Stress und das limbische System

Während unser Nervensystem durchaus für kurzzeitigen Stress ausgelegt ist, kann chronischer oder traumatischer Stress erhebliche Folgen haben. Denn im Überforderungsmodus verändern sich die Verarbeitungsstrategien im Gehirn.

Traumatischer Stress, also unvollendete Stressreaktionen führen dazu, dass die Betroffenen die gleichen starken Emotionen und Körperempfindungen immer wieder erleben. Das fühlt sich dann an, als würde das Trauma hier und jetzt wieder stattfinden.

Ob eine Situation gefährlich ist oder nicht, entscheidet das Gehirn über zwei verschiedene Wege.

Wenn (innere oder äußere) Sinnesreize zum Thalamus gelangen, filtert er sie und leitet sie sowohl zur Amygdala als auch zum Neokortex weiter.

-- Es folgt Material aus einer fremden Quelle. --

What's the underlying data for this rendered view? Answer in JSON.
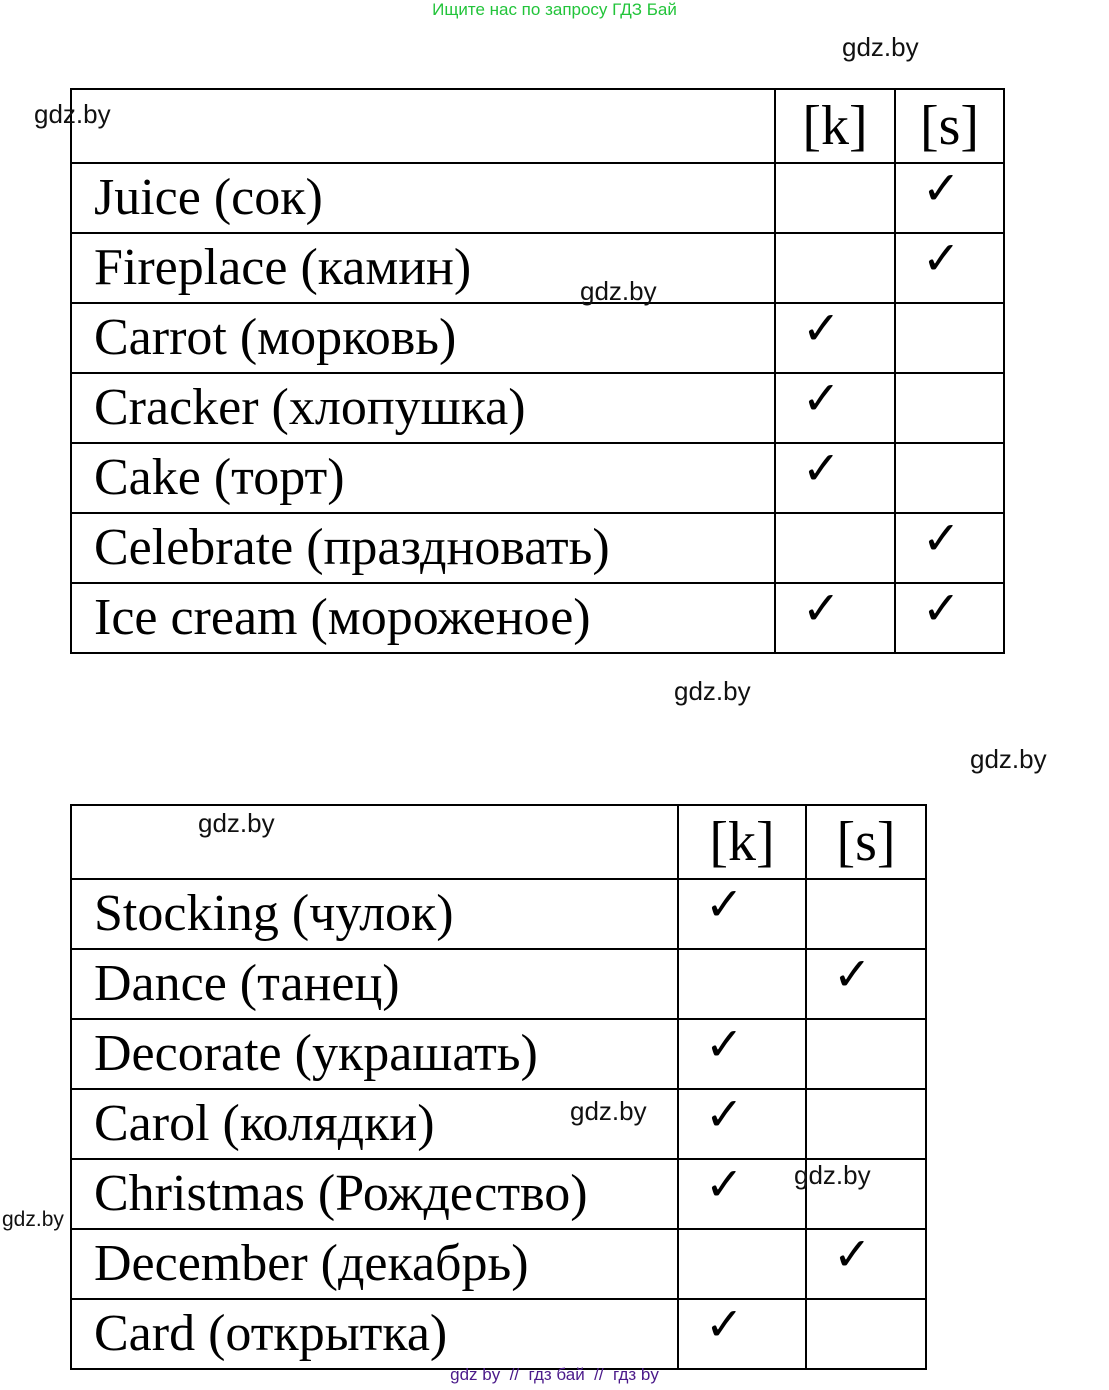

In der Amygdala wird schnell und automatisch entschieden, ob eine Gefahr besteht. Dazu gleicht der Hippocampus den Sinnesreiz mit früheren Erlebnissen ab und gibt diese Information an die Amygdala. Wenn der Reiz als gefährlich eingestuft wird, sorgt sie für die Ausschüttung von Stresshormonen (Adrenalin, Noradrenalin und Cortisol) und aktiviert das autonome Nervensystem. Damit wird eine Stressreaktion ausgelöst. Durch die Aktivierung des Sympathikus (des „aktiven“ Teil des autonomen Nervensystems) bereitet sich der Körper für Kampf und Flucht vor.

Das Großhirn (also der präfrontale Kortex) verarbeitet die Information ebenfalls, ist jedoch beim sorgfältigen und detaillierten Abwägen etwas langsamer. Daher ist die Stressreaktion häufig schon angeschoben, bevor - hoffentlich - die Einsicht ankommt, dass die Situation keine Gefahr darstellt.

Wenn der präfrontale Kortex dann erkennt, dass die vermeintliche Schlange doch nur ein Ast auf dem Boden ist, wird der Alarm über den Parasympathikus (den Teil des autonomen Nervensystems, der für Ruhe zuständig ist) abgestellt.